LEIGHTON: Well, I think he's rational. Putin is rational within his own context. But you know, having said that, it's kind of like the rationality of a lot of other historical figures who have performed fairly well within the paradigm that they believe. But this paradigm that Putin is using is one that is based on faulty information, it's based in many ways on faulty logic, and a misinterpretation of history. And the fact that he is dealing with these things with an essence a

lens, that is not really giving him a real picture of what's going on, or even giving him the right philosophical paradigm to deal with the kinds of issues that he thinks he's facing, that results in some decisions that are very, very bad.

And when President typing said that he made a strategic mistake by entering Ukraine, I agree with that. I think that Putin really miscalculated and did not understand the type of resistance he would be getting. He believed a lot of his own press. He believed that the Russian military, I think, was stronger than it really is. And his plans are certainly coming to a dramatic end in the way that they were formulated at first, at least.

SANCHEZ: Yes, hard to imagine that he expected what we just saw unfold after the invasion. Colonel, Cedric Leighton, always appreciate your time, Sir. Thanks.

LEIGHTON: You bet, Boris. Good to be with you.

WALKER: And still ahead, the midterms are just weeks away and both parties are keeping a close eye on Latino voters. Next, we're going to take a look at why some Hispanic communities in places like Texas could be a major test for Republicans.

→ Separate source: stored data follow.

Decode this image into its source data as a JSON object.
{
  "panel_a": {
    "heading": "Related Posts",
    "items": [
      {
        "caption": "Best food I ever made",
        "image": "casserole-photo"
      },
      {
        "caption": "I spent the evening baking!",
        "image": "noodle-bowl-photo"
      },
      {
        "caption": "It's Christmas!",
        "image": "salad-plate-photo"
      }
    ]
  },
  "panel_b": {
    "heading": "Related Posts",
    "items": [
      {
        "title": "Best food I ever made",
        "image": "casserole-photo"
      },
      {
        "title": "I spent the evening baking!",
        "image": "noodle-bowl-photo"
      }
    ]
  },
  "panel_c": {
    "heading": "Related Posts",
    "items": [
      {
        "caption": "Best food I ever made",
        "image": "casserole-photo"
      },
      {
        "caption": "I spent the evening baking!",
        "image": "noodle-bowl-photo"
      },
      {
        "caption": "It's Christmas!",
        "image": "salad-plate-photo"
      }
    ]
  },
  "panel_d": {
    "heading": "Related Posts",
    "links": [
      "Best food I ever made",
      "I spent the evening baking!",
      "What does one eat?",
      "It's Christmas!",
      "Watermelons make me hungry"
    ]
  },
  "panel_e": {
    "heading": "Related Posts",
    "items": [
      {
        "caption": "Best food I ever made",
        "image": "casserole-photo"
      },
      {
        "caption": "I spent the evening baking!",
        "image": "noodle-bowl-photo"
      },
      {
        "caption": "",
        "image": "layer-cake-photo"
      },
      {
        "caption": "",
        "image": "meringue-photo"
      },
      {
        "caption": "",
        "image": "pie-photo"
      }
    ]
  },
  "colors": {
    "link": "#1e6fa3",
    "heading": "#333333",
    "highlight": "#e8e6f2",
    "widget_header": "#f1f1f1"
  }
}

AMARA WALKER, CNN ANCHOR: You can now apply online for student loan forgiveness, as the Biden administration launched as a test version of its new signup web site.

WALKER (voice-over): The Education Department's student debt cancelation site went live for beta testing last night. The site's official launch will be later this month.

President Biden announced in August, the cancelation of up to $10,000 in student loan debt for those making less than $125,000 a year or as much as $20,000 for borrowers who received Pell Grants.

BORIS SANCHEZ, CNN ANCHOR: The CDC is reporting an early surge in flu cases with the nation south east and south central areas reporting the highest levels.

SANCHEZ (voice-over): More than 1,000 patients were hospitalized by the virus this past week. Although, current influenza activity is still overall low. The CDC is recommending that everyone six months and older get a flu shot as soon as possible. And ask your doctor for antiviral medicine if you think you've contracted the illness.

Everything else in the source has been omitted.